МЕЙНУТ. (14 АПРЕЛЯ 1845 Г.) РЕЧЬ, ПРОИЗНЕСЕННАЯ В ПАЛАТЕ ОБЩИН 14 АПРЕЛЯ 1845 ГОДА.
В субботу, одиннадцатого апреля 1845 года, сэр Роберт Пиль внес на второе чтение законопроект о колледже Мейнут. После шестидневных дебатов предложение было принято 323 голосами против 176. На вторую ночь была произнесена следующая речь.
Я не намерен, сэр, следовать за достопочтенным джентльменом, который только что сел, в дискуссию о поправке, которая сейчас не перед нами. Когда мой достопочтенный друг, член парламента от Шеффилда, сочтет целесообразным внести предложение по тому важному вопросу, к которому он неоднократно привлекал внимание Палаты, я, возможно, попрошу слова. В настоящее время я ограничусь объяснением причин, которые убеждают меня, что мой долг — голосовать за второе чтение этого законопроекта; и я не могу, я думаю, лучше объяснить эти причины, чем рассмотрев, так быстро, как я могу, главные возражения, которые были сделаны против этого законопроекта здесь и в других местах.

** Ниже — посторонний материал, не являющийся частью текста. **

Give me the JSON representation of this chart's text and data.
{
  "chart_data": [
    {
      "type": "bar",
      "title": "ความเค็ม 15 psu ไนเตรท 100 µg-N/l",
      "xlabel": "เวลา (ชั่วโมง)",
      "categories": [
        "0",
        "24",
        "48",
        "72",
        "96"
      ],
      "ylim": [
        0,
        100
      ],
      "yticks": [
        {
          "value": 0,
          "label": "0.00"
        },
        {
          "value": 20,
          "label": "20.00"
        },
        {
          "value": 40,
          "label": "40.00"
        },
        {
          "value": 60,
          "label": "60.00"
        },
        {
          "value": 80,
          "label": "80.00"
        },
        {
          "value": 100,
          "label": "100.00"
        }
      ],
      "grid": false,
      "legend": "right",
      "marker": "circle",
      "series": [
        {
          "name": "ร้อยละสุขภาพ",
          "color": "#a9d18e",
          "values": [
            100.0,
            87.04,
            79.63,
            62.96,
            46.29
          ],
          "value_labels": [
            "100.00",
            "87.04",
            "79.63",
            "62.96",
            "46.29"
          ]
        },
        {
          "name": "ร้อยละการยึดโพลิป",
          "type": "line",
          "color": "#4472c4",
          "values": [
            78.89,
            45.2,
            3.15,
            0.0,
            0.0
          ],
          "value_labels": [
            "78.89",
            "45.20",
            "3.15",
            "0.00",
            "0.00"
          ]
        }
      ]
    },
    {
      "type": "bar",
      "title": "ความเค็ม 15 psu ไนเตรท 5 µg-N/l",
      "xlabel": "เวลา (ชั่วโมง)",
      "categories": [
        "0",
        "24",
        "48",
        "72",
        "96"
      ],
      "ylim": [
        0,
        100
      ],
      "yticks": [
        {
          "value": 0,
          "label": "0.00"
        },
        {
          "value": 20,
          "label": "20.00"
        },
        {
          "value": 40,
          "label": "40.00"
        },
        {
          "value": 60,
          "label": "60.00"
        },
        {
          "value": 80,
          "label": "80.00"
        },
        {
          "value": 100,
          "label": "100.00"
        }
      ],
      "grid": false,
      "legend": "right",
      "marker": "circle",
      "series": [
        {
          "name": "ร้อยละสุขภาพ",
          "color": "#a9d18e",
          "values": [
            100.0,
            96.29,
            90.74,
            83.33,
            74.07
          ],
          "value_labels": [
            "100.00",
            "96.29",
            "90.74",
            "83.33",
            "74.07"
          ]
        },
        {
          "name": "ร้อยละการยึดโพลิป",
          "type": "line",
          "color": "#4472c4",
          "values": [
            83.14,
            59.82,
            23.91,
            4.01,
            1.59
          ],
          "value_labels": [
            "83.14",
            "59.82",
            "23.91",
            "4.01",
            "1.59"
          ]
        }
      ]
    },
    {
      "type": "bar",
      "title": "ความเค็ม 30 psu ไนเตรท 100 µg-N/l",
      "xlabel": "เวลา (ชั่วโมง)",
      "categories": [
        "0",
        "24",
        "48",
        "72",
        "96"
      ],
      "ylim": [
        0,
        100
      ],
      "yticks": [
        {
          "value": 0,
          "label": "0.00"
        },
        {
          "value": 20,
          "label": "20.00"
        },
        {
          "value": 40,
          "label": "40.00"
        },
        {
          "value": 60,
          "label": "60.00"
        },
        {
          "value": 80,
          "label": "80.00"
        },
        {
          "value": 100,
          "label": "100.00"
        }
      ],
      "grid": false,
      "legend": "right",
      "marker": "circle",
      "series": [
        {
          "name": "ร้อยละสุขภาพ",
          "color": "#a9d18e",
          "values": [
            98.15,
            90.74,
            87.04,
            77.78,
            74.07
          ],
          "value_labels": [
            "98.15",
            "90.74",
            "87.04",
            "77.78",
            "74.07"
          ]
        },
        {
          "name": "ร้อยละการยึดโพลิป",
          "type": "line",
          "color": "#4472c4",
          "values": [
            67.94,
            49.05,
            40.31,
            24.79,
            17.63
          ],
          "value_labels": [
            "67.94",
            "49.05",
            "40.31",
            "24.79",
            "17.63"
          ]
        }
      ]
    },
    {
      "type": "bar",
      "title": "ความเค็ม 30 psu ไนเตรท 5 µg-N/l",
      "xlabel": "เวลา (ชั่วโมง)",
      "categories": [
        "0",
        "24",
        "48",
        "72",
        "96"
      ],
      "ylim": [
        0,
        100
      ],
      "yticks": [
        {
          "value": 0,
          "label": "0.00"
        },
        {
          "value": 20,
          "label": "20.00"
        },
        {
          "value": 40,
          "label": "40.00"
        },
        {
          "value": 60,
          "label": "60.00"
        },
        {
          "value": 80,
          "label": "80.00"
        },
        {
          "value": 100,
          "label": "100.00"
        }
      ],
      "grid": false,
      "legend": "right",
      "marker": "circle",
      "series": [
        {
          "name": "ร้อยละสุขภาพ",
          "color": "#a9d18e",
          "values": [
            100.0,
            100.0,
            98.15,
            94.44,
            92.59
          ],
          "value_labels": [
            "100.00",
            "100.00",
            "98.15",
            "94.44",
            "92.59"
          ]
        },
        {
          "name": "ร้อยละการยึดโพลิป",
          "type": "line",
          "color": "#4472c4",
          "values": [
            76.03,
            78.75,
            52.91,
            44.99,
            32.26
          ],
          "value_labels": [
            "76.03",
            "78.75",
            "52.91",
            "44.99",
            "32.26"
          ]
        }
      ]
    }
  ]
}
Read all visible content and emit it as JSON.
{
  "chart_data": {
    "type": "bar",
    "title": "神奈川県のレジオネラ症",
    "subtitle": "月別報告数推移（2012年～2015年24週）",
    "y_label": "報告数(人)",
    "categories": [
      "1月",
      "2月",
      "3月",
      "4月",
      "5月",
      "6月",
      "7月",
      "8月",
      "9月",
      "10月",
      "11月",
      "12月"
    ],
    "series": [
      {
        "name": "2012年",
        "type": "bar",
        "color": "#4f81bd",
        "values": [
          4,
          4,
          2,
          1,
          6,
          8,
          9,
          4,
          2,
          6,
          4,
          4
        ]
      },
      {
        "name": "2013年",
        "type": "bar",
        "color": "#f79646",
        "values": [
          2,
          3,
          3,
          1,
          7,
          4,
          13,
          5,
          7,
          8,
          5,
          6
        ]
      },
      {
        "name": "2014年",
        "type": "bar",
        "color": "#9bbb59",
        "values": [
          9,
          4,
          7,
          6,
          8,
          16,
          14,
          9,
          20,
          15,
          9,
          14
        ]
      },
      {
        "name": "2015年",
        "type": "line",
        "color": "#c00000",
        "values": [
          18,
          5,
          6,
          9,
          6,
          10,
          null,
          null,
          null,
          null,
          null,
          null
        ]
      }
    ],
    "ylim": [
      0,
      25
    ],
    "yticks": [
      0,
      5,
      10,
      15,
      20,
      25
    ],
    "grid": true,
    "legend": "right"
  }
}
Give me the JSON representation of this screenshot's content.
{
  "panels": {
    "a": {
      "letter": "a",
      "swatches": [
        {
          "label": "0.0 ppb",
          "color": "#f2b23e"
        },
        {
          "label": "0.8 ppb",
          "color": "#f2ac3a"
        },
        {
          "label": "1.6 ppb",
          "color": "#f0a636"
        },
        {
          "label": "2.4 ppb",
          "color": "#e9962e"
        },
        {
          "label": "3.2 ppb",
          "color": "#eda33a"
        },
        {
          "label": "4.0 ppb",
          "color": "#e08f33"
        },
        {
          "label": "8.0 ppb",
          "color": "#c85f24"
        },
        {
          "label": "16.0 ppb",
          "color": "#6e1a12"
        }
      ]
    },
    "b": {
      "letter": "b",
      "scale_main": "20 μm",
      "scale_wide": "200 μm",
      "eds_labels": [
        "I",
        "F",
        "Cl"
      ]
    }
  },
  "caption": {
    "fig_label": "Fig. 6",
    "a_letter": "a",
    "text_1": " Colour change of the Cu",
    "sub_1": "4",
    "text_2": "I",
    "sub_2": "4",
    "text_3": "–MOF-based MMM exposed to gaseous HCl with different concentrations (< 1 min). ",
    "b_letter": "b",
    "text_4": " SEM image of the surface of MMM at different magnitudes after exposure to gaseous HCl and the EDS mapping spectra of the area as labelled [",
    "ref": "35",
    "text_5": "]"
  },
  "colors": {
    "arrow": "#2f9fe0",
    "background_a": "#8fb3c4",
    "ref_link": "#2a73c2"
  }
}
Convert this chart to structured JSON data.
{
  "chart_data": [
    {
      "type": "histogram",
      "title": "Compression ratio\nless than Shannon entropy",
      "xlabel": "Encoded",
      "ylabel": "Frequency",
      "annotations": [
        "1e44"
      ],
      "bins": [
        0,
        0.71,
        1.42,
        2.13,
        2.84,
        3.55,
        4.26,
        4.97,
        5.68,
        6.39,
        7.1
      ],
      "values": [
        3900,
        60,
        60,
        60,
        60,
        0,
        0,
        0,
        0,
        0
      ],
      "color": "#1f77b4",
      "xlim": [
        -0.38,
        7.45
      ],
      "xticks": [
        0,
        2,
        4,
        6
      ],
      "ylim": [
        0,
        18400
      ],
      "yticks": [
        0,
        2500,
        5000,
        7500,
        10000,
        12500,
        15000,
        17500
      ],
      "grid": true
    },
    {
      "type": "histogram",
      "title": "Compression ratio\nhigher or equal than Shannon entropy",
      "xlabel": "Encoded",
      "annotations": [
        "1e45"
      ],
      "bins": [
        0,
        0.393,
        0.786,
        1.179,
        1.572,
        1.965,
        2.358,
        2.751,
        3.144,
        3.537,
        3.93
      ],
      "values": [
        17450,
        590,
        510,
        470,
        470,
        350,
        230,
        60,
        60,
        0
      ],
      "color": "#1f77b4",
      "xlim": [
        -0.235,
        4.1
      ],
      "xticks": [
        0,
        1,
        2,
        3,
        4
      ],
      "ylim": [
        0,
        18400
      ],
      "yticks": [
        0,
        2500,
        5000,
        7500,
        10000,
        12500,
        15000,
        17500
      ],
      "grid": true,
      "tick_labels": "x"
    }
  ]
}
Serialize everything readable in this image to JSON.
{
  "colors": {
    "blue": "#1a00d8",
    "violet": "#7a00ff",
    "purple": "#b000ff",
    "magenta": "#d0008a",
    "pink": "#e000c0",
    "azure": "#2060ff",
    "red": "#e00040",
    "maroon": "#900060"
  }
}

Возражающих, сэр, можно разделить на три класса. Первый класс состоит из тех лиц, которые возражают не против принципа гранта колледжу Мейнут, а лишь против суммы. Второй класс состоит из лиц, которые возражают по принципу против всех грантов, сделанных церкви, которую они считают коррумпированной. Третий класс состоит из лиц, которые возражают по принципу против всех грантов, сделанных церквям, будь то коррумпированным или чистым.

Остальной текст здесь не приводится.